The heart of problem in this ease that calls for consideration is whether or not the petitioner got the pamphlets printed for dissemination to or distribution among the public. If it be held that he merely distributed the pamphlets he cannot be termed as a publisher and consequently his conviction would be bad. If, on the other hand, it is held that he got them printed and he distributed them to the members of the public, he would be guilty under Section 12. The learned Additional Sessions Judge, no doubt, found as a fact that the posters, exhibits P-1 and P-2. were got printed by the petitioner and for this he relied on the statement of Manohar Lal P W. 8. Dharam Vir P. W. 9 and the photograph exhibit P.W 9-A I am not unmindful of the limitations on the powers of this Court generally observed in interfering with the finding of fact
Having read the entire evidence, however, I am of the opinion that this finding of fact is based on misreading of the evidence.

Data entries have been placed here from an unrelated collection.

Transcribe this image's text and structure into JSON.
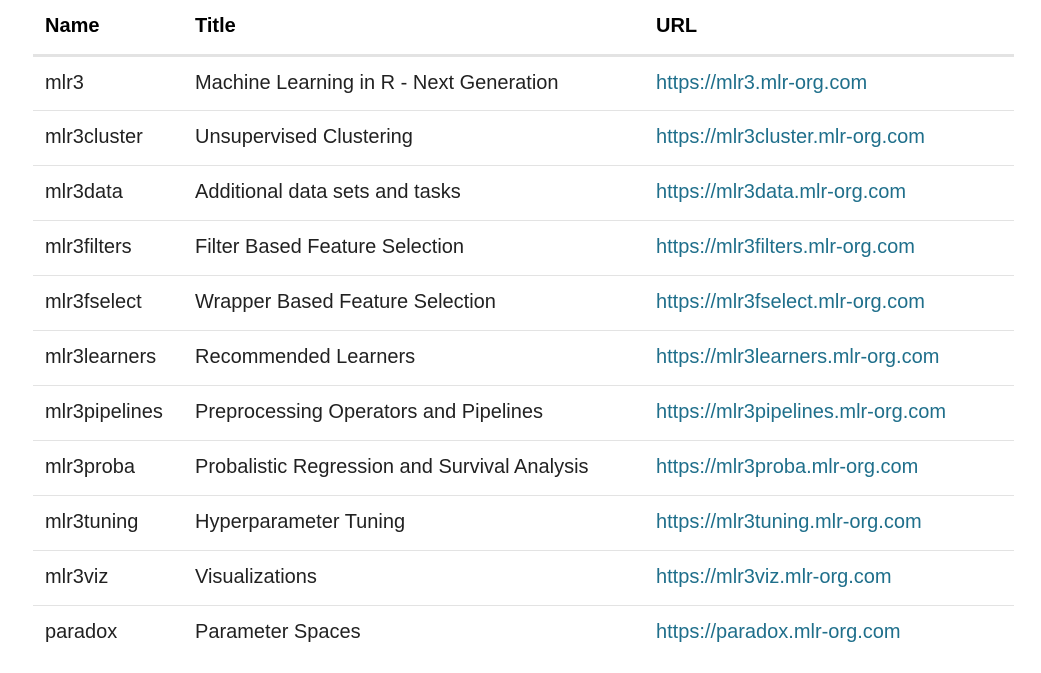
{
  "table": {
    "headers": {
      "name": "Name",
      "title": "Title",
      "url": "URL"
    },
    "rows": [
      {
        "name": "mlr3",
        "title": "Machine Learning in R - Next Generation",
        "url": "https://mlr3.mlr-org.com"
      },
      {
        "name": "mlr3cluster",
        "title": "Unsupervised Clustering",
        "url": "https://mlr3cluster.mlr-org.com"
      },
      {
        "name": "mlr3data",
        "title": "Additional data sets and tasks",
        "url": "https://mlr3data.mlr-org.com"
      },
      {
        "name": "mlr3filters",
        "title": "Filter Based Feature Selection",
        "url": "https://mlr3filters.mlr-org.com"
      },
      {
        "name": "mlr3fselect",
        "title": "Wrapper Based Feature Selection",
        "url": "https://mlr3fselect.mlr-org.com"
      },
      {
        "name": "mlr3learners",
        "title": "Recommended Learners",
        "url": "https://mlr3learners.mlr-org.com"
      },
      {
        "name": "mlr3pipelines",
        "title": "Preprocessing Operators and Pipelines",
        "url": "https://mlr3pipelines.mlr-org.com"
      },
      {
        "name": "mlr3proba",
        "title": "Probalistic Regression and Survival Analysis",
        "url": "https://mlr3proba.mlr-org.com"
      },
      {
        "name": "mlr3tuning",
        "title": "Hyperparameter Tuning",
        "url": "https://mlr3tuning.mlr-org.com"
      },
      {
        "name": "mlr3viz",
        "title": "Visualizations",
        "url": "https://mlr3viz.mlr-org.com"
      },
      {
        "name": "paradox",
        "title": "Parameter Spaces",
        "url": "https://paradox.mlr-org.com"
      }
    ]
  },
  "colors": {
    "link": "#1f6f8b",
    "divider": "#e3e3e3",
    "text": "#212121"
  }
}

Reference to the evidence of Manohar Lal P. W. 8 would show that he merely stated that about a year back the petitioner had gone to him for getting a pamphlet, like exhibit P-4, printed. He further said that he got that pamphlet signed from the petitioner, he showed the same to one Paras Dass Jain (not Parasdas the petitioner) and ultimately returned it to the petitioner. This evidence does not show that the pamphlets distributed, and which form the subject-matter of the charge were the pamphlets got printed by the petitioner. The next evidence is of Dharam Vir P. W. 9, a photographer, who merely says that he look a photograph of the pamphlet which is signed by the petitioner That also admittedly is not the pamphlet, which was distributed, since the pamphlets distributed did not bear the name or signatures of the petitioner.
An effort was made on behalf of the respondent to sustain that finding by reference to the evidence of K. K. Wadhera, an advocate, P.W. 7, and V.K. Johri, an Income Tax Officer, P. W. 6. So far as Wadhera is concerned, he spoke about the distribution of pamphlet, exhibit P-3, in the Income Tax Office on 20-3-1963 He then stated that some people caught hold of the petitioner and took him to the room of Sri Bhargava, where V. K. Johri P.W. 6 and Shri N. H Nakvi Director, also came, and the petitioner confessed before Shri Nakvi that he had got the pamphlet printed. It is significant that the witness does not sav that the said confession was made in his presence as well while Shri Nakvi has not been produced When V K Johri P W 6 appeared as a witness he did not speak about printing, but merely stated that he (the petitioner) distributed the pamphlets as confessed by the petitioner. In this state of evidence. I find it impossible to hold that the petitioner got the pamphlets printed. If that be so, then the evidence would at the most establish that he merely distributed the pamphlets Mr. Keshav Dayal wishes to challenge the finding as to distribution as well, but having regard to the view that I have taken of Sections 3 and 5 that a mere distributor of a pamphlet cannot be convicted under Section 12 it is unnecessary to consider the evidence as to distribution In the circumstances of this case, therefore, the Petition must be allowed and the judgment of the Additional Sessions Judge set aside and the conviction and sentence quashed.